Gestartet wurde der Motor wie bei der
Hildebrand & Wolfmüller – als weitere Möglichkeit gab es hier aber
noch das Tretpedal – das war bei
der
Übersetzung (Riemenreifen am Hinterrad zum Motor hin) trotz
geringer Verdichtung von 3:1, wohl recht anstrengend - ein
Dekompressionsventil gab es nämlich nicht.
Der
Viertaktmotor hatte ein sog. atmosphärisches Einlassventil
(Schnüffelventil) und ein gesteuertes Auslassventil – diese Lösung
sollte es noch bis in die 20-er Jahre hinein bei sehr vielen
Motoren geben.
Die Leistung
lag bei 1/2 PS bei angenommenen 700 U/min., Bohrung 53mm, Hub 105
mm, also ein ausgeprägter Langhuber mit 235 ccm und einer geringen
Verdichtung von 3:1. 1896 kam eine elektrische Zündung dazu!
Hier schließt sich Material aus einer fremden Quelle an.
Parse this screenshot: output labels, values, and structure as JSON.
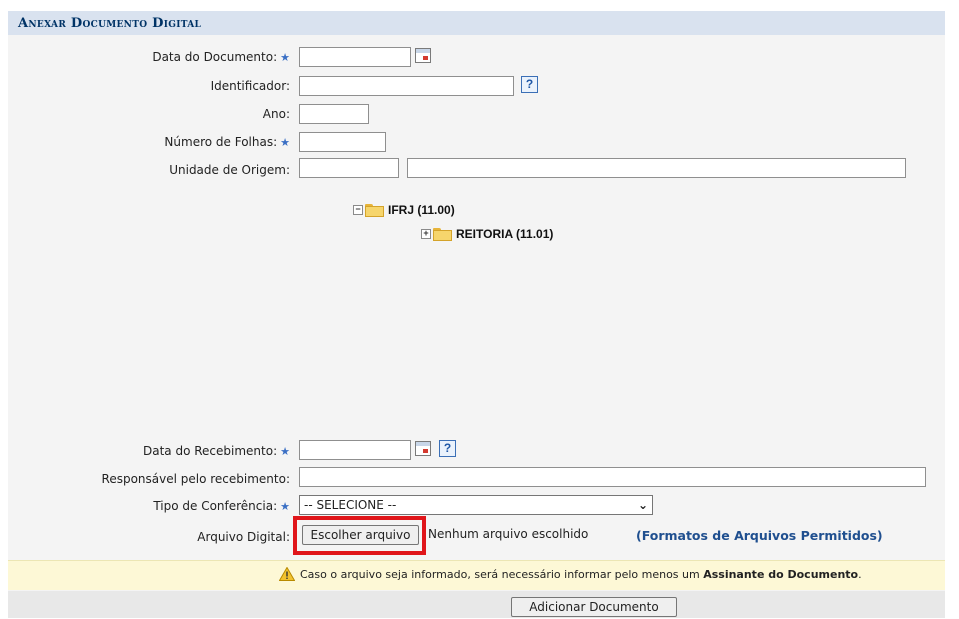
{
  "section": {
    "title": "Anexar Documento Digital"
  },
  "fields": {
    "data_documento": {
      "label": "Data do Documento:",
      "value": ""
    },
    "identificador": {
      "label": "Identificador:",
      "value": ""
    },
    "ano": {
      "label": "Ano:",
      "value": ""
    },
    "numero_folhas": {
      "label": "Número de Folhas:",
      "value": ""
    },
    "unidade_origem": {
      "label": "Unidade de Origem:",
      "code_value": "",
      "name_value": ""
    },
    "data_recebimento": {
      "label": "Data do Recebimento:",
      "value": ""
    },
    "responsavel": {
      "label": "Responsável pelo recebimento:",
      "value": ""
    },
    "tipo_conferencia": {
      "label": "Tipo de Conferência:",
      "selected": "-- SELECIONE --"
    },
    "arquivo_digital": {
      "label": "Arquivo Digital:",
      "button": "Escolher arquivo",
      "status": "Nenhum arquivo escolhido",
      "formats_link": "(Formatos de Arquivos Permitidos)"
    }
  },
  "tree": {
    "root": {
      "label": "IFRJ (11.00)",
      "expander": "−"
    },
    "child": {
      "label": "REITORIA (11.01)",
      "expander": "+"
    }
  },
  "required_marker": "★",
  "help_glyph": "?",
  "warning": {
    "text_prefix": "Caso o arquivo seja informado, será necessário informar pelo menos um ",
    "text_bold": "Assinante do Documento",
    "text_suffix": "."
  },
  "footer": {
    "submit_label": "Adicionar Documento"
  },
  "colors": {
    "title": "#003366",
    "title_bg": "#d9e2ef",
    "highlight": "#e0151a",
    "link": "#1f4f8f",
    "warning_bg": "#fdf8d6"
  }
}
Eine
Verbesserung war danach der Abschnappzünder von Bosch.
Auf dem Tank
sitzt der “Gas-Hahn” mit 2 Regulierhebeln, der eine reguliert den
Durchlaß der verdunsteten Treibstoffgase aus dem
Oberflächenvergaser, der andere vermutlich die Luftmenge zur
Einstellung des Mischungsverhältnisses: “fett” zum Starten bis
“normal” für den warmgelaufenen Motor.
(Fotos: Edmund)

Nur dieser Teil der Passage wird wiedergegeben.